The Hag proposes to Mitch a bargain, that if he loves her, she will restore his face. After refusing, Cronin's face is restored anyway. So begins his fate. For he is completely controlled by The Hag, who now disguises herself as a beautiful 'assistant' (Ellen Parker) to his travelling psychic. Whilst he has his extraordinary powers of ESP, the government want him and the local police desire his assistance in a murder case, where seven woman have been brutally slaughtered.

Mitch is inaugurated into the societal traps of the 'connected' police detective. He has an almost celebrity status. This is pure post-Psycho filmmaking. Mitch is quite obviously investigating murder that he himself has done, but is unable to remember. The Hag has utter control over his memory and his actions. She moves on to her next victim even as Mitch is stumbling through his nightmare. We enter psycho-babble through analytical trappings of 'split-personality' etc. Therefore, he is utterly controlled by his unconscious-self.

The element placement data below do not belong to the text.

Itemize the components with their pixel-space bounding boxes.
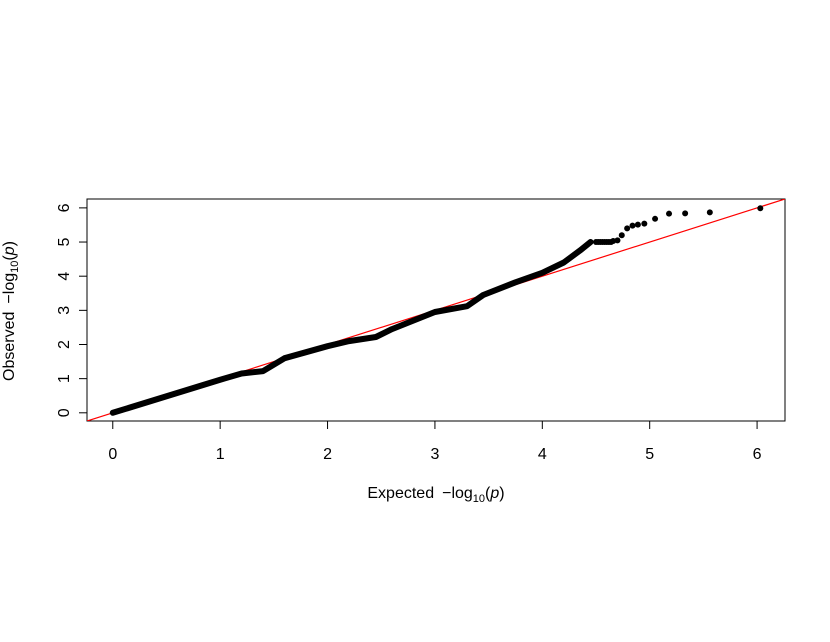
x-tick-label: 0 xyxy=(108,446,117,463)
x-tick-label: 4 xyxy=(538,446,547,463)
y-tick-label: 5 xyxy=(56,237,73,246)
data-point xyxy=(652,215,659,222)
x-tick-label: 3 xyxy=(430,446,439,463)
data-point xyxy=(706,209,713,216)
x-axis-label: Expected −log10(p) xyxy=(367,485,504,505)
data-point xyxy=(629,222,636,229)
y-tick-label: 6 xyxy=(56,203,73,212)
y-axis-label: Observed−log10(p) xyxy=(1,241,21,381)
y-tick-label: 1 xyxy=(56,374,73,383)
x-tick-label: 6 xyxy=(753,446,762,463)
data-point xyxy=(614,237,621,244)
x-tick-label: 1 xyxy=(216,446,225,463)
data-point xyxy=(757,205,764,212)
data-point xyxy=(682,210,689,217)
points-layer xyxy=(109,205,764,416)
x-tick-label: 5 xyxy=(645,446,654,463)
y-tick-label: 3 xyxy=(56,306,73,315)
point-trace xyxy=(109,239,594,416)
data-point xyxy=(624,225,631,232)
data-point xyxy=(666,210,673,217)
y-tick-label: 0 xyxy=(56,408,73,417)
data-point xyxy=(641,220,648,227)
y-tick-label: 2 xyxy=(56,340,73,349)
y-tick-label: 4 xyxy=(56,272,73,281)
x-axis: 0 1 2 3 4 5 6 xyxy=(108,420,762,463)
data-point xyxy=(618,232,625,239)
y-axis: 0 1 2 3 4 5 6 xyxy=(56,203,88,417)
x-tick-label: 2 xyxy=(323,446,332,463)
data-point xyxy=(634,221,641,228)
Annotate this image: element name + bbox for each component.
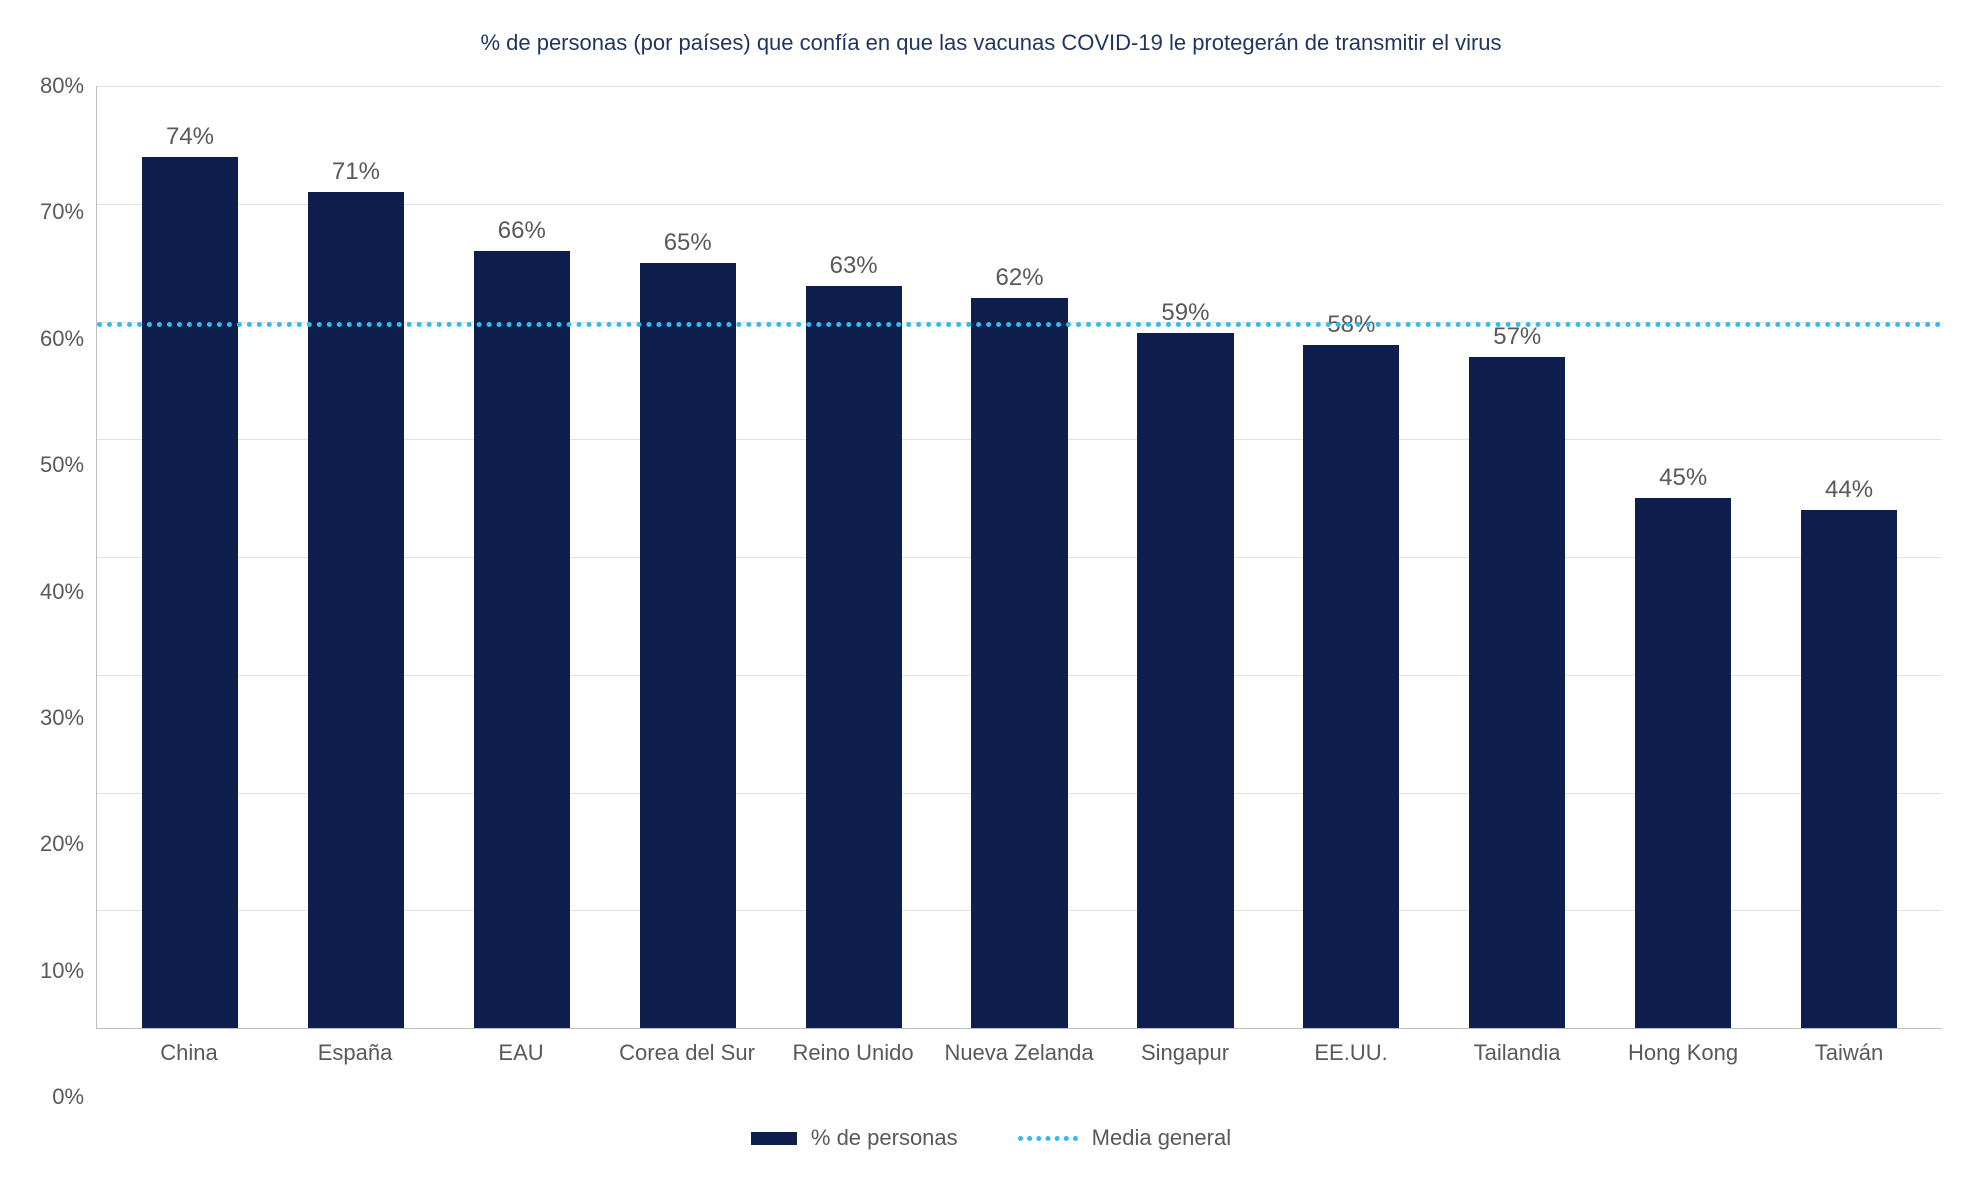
x-axis-label: Taiwán	[1766, 1039, 1932, 1097]
x-axis-label: Tailandia	[1434, 1039, 1600, 1097]
bar-slot: 62%	[937, 86, 1103, 1028]
bar	[308, 192, 404, 1028]
average-line	[97, 322, 1942, 327]
bar-value-label: 66%	[498, 217, 546, 245]
bar-value-label: 71%	[332, 158, 380, 186]
bar-value-label: 44%	[1825, 476, 1873, 504]
bar-slot: 45%	[1600, 86, 1766, 1028]
plot-area: 74% 71% 66% 65% 63% 62% 59%58% 57% 45% 44%	[96, 86, 1942, 1029]
x-axis-label: España	[272, 1039, 438, 1097]
bar	[1137, 333, 1233, 1028]
bar-value-label: 63%	[830, 252, 878, 280]
x-axis-labels: ChinaEspañaEAUCorea del SurReino UnidoNu…	[96, 1029, 1942, 1097]
bar	[142, 157, 238, 1028]
legend: % de personas Media general	[40, 1125, 1942, 1161]
bar-slot: 57%	[1434, 86, 1600, 1028]
bar-slot: 65%	[605, 86, 771, 1028]
bar	[971, 298, 1067, 1028]
bar-slot: 71%	[273, 86, 439, 1028]
bar-value-label: 45%	[1659, 464, 1707, 492]
x-axis-label: Reino Unido	[770, 1039, 936, 1097]
x-axis-label: Nueva Zelanda	[936, 1039, 1102, 1097]
bar-slot: 74%	[107, 86, 273, 1028]
bar	[806, 286, 902, 1028]
plot-outer: 74%71%66%65%63%62%59%58%57%45%44% ChinaE…	[96, 86, 1942, 1097]
x-axis-label: EAU	[438, 1039, 604, 1097]
bar-value-label: 57%	[1493, 323, 1541, 351]
bars-container: 74% 71% 66% 65% 63% 62% 59%58% 57% 45% 44%	[97, 86, 1942, 1028]
x-axis-label: EE.UU.	[1268, 1039, 1434, 1097]
chart-title: % de personas (por países) que confía en…	[40, 30, 1942, 56]
bar	[1635, 498, 1731, 1028]
bar-value-label: 74%	[166, 123, 214, 151]
bar-value-label: 65%	[664, 229, 712, 257]
bar	[1469, 357, 1565, 1028]
legend-item-series: % de personas	[751, 1125, 958, 1151]
x-axis-label: Hong Kong	[1600, 1039, 1766, 1097]
bar	[1801, 510, 1897, 1028]
bar-slot: 58%	[1268, 86, 1434, 1028]
bar	[1303, 345, 1399, 1028]
chart-wrapper: 80%70%60%50%40%30%20%10%0% 74% 71% 66% 65% 6…	[40, 86, 1942, 1097]
legend-series-label: % de personas	[811, 1125, 958, 1151]
bar-slot: 63%	[771, 86, 937, 1028]
y-axis: 80%70%60%50%40%30%20%10%0%	[40, 86, 96, 1097]
x-axis-label: Singapur	[1102, 1039, 1268, 1097]
legend-swatch-line	[1018, 1136, 1078, 1141]
x-axis-label: Corea del Sur	[604, 1039, 770, 1097]
bar-slot: 44%	[1766, 86, 1932, 1028]
bar	[474, 251, 570, 1028]
legend-swatch-bar	[751, 1132, 797, 1145]
bar-slot: 59%	[1102, 86, 1268, 1028]
legend-average-label: Media general	[1092, 1125, 1231, 1151]
legend-item-average: Media general	[1018, 1125, 1231, 1151]
bar-slot: 66%	[439, 86, 605, 1028]
bar-value-label: 62%	[996, 264, 1044, 292]
bar	[640, 263, 736, 1028]
x-axis-label: China	[106, 1039, 272, 1097]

Whilst the seeming twist might give this cheap affair some form of narrative gravitas, the film surely doesn't. After all, it is an H G Lewis picture. Yes, everything about a Lewis film is inept. The acting, cinematography, editing, writing are all so terrible. But for some reason, I am utterly drawn into this garish Eastman colourised world. This doesn't have the blood-red charms of Blood Feast (1963) and Two- Thousand Maniacs (1964); it doesn't even hold the absurdly laconic pace of these dull-yet-entertaining films. It is a incredible bore to watch. Perhaps if you created an anthology movie of Lewis-like vignettes, then there may be a two-hour movie there (the sordid lives of distracted Americans perhaps), but to hold out a 20 minute premise in an 80 minute feature, is not the best way to spend that time. I have to say, I still adore the cinema of Herschell Gordon Lewis - up there with the sexploitation magnetism of (the better filmmaker) Russ Meyer.